Débat préalable au Conseil européen des 17 et 18 juin 2010

Par / 15 juin 2010

Avant chaque réunion du Conseil européen des chefs d’État ou de gouvernement de l’Union européenne, un débat est organisé au Parlement avec le Gouvernement afin d’associer les parlementaires aux sujets essentiels qui sont traités au Conseil.
Le mardi 15 juin, le Sénat a donc organisé un débat préalable au Conseil européen du 17 juin, l’occasion pour Michel Billout de porter la voix du groupe CRC-SPG qui appelle le Gouvernement à mettre un terme aux politiques libérale d’austérité et à réorienter les politiques européennes vers les peuples et non vers les marchés financiers.
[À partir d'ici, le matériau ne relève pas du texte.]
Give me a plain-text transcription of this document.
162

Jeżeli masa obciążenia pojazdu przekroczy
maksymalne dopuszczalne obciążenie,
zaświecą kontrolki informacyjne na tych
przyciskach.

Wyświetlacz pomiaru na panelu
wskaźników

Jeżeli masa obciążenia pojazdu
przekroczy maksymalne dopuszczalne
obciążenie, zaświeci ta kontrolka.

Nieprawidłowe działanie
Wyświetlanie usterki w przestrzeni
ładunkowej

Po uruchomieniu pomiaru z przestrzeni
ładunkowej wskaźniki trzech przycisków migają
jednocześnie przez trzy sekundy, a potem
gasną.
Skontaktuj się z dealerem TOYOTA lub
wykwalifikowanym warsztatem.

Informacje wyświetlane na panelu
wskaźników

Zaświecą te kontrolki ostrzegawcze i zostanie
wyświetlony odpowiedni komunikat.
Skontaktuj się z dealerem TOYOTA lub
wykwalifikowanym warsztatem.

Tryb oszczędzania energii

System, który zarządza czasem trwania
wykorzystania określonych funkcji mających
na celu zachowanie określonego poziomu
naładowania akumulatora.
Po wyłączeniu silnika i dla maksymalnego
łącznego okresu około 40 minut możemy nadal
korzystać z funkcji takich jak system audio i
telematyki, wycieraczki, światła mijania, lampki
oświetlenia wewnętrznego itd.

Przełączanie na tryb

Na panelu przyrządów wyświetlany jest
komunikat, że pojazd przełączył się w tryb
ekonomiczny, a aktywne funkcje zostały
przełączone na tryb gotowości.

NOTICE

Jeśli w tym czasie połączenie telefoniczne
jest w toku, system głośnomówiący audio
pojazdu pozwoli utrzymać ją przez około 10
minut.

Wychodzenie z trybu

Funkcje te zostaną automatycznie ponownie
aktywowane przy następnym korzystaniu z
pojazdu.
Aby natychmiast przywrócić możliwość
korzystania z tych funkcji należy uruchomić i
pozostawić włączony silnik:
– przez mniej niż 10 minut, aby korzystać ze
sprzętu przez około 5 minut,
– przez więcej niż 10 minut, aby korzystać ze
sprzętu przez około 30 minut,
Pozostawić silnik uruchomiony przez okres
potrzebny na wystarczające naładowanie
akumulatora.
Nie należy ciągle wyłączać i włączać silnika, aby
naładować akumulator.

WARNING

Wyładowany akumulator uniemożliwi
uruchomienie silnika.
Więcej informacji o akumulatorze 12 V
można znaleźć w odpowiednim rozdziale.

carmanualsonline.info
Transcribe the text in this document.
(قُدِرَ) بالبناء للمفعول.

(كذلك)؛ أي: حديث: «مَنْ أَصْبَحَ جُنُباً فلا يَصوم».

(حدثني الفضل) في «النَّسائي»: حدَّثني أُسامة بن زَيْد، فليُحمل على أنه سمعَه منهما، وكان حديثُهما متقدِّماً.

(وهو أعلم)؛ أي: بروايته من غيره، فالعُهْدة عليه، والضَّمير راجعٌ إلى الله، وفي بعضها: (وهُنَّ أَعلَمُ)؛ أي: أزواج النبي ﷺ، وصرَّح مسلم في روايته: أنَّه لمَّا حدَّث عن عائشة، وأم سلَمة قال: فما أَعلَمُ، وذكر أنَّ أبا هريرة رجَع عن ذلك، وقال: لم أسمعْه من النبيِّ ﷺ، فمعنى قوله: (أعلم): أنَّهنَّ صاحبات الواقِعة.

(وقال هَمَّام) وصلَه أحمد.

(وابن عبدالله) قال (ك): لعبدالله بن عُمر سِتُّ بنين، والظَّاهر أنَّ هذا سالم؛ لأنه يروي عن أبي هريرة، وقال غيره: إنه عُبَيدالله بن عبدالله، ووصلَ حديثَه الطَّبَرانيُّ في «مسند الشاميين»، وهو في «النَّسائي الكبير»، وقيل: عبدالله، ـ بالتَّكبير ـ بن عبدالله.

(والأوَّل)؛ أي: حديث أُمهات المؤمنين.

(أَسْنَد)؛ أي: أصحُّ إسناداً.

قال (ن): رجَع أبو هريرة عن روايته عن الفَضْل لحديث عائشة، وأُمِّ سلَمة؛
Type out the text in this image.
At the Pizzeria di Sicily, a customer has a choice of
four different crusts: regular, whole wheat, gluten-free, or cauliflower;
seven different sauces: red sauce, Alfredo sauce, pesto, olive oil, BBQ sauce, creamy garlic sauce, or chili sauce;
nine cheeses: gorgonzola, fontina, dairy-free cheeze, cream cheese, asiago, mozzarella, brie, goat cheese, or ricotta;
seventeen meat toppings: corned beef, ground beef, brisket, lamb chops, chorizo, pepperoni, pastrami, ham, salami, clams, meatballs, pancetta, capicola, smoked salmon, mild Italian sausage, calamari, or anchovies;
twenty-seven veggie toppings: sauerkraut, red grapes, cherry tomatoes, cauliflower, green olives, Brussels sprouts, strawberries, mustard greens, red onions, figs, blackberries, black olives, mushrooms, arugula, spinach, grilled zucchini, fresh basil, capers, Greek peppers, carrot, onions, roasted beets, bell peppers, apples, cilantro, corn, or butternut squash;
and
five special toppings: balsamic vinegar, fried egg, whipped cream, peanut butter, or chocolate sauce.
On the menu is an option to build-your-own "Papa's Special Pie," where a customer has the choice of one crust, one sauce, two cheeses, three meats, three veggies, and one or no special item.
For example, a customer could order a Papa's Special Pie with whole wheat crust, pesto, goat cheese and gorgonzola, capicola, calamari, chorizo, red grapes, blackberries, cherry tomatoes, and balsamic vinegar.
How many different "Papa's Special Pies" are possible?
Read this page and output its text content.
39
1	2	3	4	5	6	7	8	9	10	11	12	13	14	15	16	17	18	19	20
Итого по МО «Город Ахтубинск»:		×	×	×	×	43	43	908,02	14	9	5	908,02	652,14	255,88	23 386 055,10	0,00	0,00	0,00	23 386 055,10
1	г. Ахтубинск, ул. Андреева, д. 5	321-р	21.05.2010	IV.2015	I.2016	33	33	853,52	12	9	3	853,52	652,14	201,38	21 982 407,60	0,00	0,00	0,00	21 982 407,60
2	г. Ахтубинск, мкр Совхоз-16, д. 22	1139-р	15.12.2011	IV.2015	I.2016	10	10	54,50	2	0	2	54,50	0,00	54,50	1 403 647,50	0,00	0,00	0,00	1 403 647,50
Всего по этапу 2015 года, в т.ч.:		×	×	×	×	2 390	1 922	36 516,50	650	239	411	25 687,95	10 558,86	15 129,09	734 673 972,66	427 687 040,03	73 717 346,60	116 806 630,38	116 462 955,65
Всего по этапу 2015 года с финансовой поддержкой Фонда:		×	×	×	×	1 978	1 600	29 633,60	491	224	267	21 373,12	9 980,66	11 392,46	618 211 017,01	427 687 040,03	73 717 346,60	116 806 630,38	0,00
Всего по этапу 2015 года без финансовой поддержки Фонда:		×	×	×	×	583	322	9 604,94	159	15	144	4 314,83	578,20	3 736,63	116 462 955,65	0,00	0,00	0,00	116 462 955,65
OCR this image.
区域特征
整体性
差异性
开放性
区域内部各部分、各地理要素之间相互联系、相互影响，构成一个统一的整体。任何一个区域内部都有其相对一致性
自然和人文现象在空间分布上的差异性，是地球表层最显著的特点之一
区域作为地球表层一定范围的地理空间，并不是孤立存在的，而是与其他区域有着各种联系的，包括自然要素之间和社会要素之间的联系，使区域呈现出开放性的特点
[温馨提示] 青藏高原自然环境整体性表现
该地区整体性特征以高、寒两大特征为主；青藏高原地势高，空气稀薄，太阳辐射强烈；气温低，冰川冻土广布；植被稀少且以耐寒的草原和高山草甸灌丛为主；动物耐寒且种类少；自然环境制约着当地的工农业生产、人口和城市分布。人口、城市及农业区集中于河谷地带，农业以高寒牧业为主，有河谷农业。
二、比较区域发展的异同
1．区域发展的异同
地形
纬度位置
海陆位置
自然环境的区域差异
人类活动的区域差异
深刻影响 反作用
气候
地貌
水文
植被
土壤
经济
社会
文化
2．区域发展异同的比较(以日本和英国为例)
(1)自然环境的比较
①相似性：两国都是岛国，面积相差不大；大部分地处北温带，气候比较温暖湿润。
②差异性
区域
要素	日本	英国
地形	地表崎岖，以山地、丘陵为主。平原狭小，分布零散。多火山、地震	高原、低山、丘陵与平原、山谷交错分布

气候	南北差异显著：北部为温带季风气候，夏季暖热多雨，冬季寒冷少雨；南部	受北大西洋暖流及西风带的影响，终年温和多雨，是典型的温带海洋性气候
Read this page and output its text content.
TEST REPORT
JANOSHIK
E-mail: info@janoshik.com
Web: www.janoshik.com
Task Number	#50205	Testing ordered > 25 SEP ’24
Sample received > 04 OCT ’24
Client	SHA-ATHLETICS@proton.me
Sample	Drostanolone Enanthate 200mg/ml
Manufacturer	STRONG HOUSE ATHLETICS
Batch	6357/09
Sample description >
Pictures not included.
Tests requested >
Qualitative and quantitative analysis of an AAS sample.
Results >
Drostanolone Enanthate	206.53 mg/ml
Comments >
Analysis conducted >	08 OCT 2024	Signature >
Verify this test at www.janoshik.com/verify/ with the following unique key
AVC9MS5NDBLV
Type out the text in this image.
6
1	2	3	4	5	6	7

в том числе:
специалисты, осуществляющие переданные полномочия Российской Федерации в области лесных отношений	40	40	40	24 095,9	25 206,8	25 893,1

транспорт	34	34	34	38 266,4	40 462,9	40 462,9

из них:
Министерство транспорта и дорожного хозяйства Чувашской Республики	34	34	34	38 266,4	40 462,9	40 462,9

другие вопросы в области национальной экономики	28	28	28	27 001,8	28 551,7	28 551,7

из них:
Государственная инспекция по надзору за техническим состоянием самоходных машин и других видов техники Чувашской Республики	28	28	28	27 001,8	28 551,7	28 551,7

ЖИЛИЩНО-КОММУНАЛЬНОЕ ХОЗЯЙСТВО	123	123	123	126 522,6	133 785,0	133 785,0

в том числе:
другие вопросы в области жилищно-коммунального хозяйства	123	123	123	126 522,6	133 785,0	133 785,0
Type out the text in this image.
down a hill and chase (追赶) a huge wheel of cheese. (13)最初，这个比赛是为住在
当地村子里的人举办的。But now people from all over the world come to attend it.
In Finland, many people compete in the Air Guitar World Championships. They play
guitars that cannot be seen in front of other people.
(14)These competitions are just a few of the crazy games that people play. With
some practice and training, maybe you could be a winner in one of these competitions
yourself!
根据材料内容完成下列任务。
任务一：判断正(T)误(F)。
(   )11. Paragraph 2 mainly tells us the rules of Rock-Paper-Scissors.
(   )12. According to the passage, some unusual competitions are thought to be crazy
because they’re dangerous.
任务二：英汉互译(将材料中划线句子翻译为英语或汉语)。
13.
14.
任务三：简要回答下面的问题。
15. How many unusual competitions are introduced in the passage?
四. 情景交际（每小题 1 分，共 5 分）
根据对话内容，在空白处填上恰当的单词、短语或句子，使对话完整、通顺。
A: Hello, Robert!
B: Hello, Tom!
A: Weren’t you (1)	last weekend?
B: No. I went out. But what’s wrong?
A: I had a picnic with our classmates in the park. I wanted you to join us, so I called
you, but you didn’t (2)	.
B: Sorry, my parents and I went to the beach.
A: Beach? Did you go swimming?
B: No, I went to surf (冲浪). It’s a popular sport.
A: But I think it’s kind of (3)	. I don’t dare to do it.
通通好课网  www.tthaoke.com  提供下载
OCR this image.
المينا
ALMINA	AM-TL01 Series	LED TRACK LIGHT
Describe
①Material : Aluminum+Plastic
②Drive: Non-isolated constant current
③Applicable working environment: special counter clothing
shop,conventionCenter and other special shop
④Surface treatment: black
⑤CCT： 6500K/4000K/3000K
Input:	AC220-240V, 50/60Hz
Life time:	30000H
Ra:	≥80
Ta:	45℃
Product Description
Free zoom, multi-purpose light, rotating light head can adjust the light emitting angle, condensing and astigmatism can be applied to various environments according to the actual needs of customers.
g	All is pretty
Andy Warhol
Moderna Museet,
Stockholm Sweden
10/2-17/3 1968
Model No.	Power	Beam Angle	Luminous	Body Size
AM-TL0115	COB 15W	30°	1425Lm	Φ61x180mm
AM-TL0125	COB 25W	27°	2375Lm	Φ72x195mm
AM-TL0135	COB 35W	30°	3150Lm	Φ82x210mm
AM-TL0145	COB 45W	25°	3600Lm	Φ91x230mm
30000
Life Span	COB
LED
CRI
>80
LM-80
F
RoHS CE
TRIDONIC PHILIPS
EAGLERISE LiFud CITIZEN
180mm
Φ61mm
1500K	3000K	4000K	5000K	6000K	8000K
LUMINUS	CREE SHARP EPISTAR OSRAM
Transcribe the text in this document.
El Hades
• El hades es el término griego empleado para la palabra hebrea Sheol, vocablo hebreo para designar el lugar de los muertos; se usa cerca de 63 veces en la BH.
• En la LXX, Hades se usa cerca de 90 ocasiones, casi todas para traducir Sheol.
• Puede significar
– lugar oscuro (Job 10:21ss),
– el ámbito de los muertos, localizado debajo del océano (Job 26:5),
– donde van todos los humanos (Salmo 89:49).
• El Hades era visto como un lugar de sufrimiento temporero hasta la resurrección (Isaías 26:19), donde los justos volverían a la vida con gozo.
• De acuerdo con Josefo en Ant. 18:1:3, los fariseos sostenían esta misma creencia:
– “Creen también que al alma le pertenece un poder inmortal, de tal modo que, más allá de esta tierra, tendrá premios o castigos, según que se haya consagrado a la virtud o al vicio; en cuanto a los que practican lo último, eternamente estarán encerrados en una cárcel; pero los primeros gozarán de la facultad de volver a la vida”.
"Monsieur le président, monsieur le secrétaire d’État, mes chers collègues, à cette heure tardive, dans la confidentialité de cet hémicycle quelque peu clairsemé – heureusement, vous êtes bien entouré, monsieur le secrétaire d’État : cela fait un peu de monde ! –, à l’avant-veille d’un important Conseil européen, les groupes que nous représentons sont invités à faire part au Gouvernement de leur appréciation de la situation actuelle de l’Europe.

Même s’il se déroule dans des conditions meilleures que le précédent, je m’interroge encore sur le sens, l’utilité et la signification qu’il convient d’accorder à ce débat. Je regrette d’autant plus vivement cet état de fait que le prochain Conseil européen entérinera de nouvelles décisions, censées une fois encore faire face aux effets d’une crise financière sans précédent.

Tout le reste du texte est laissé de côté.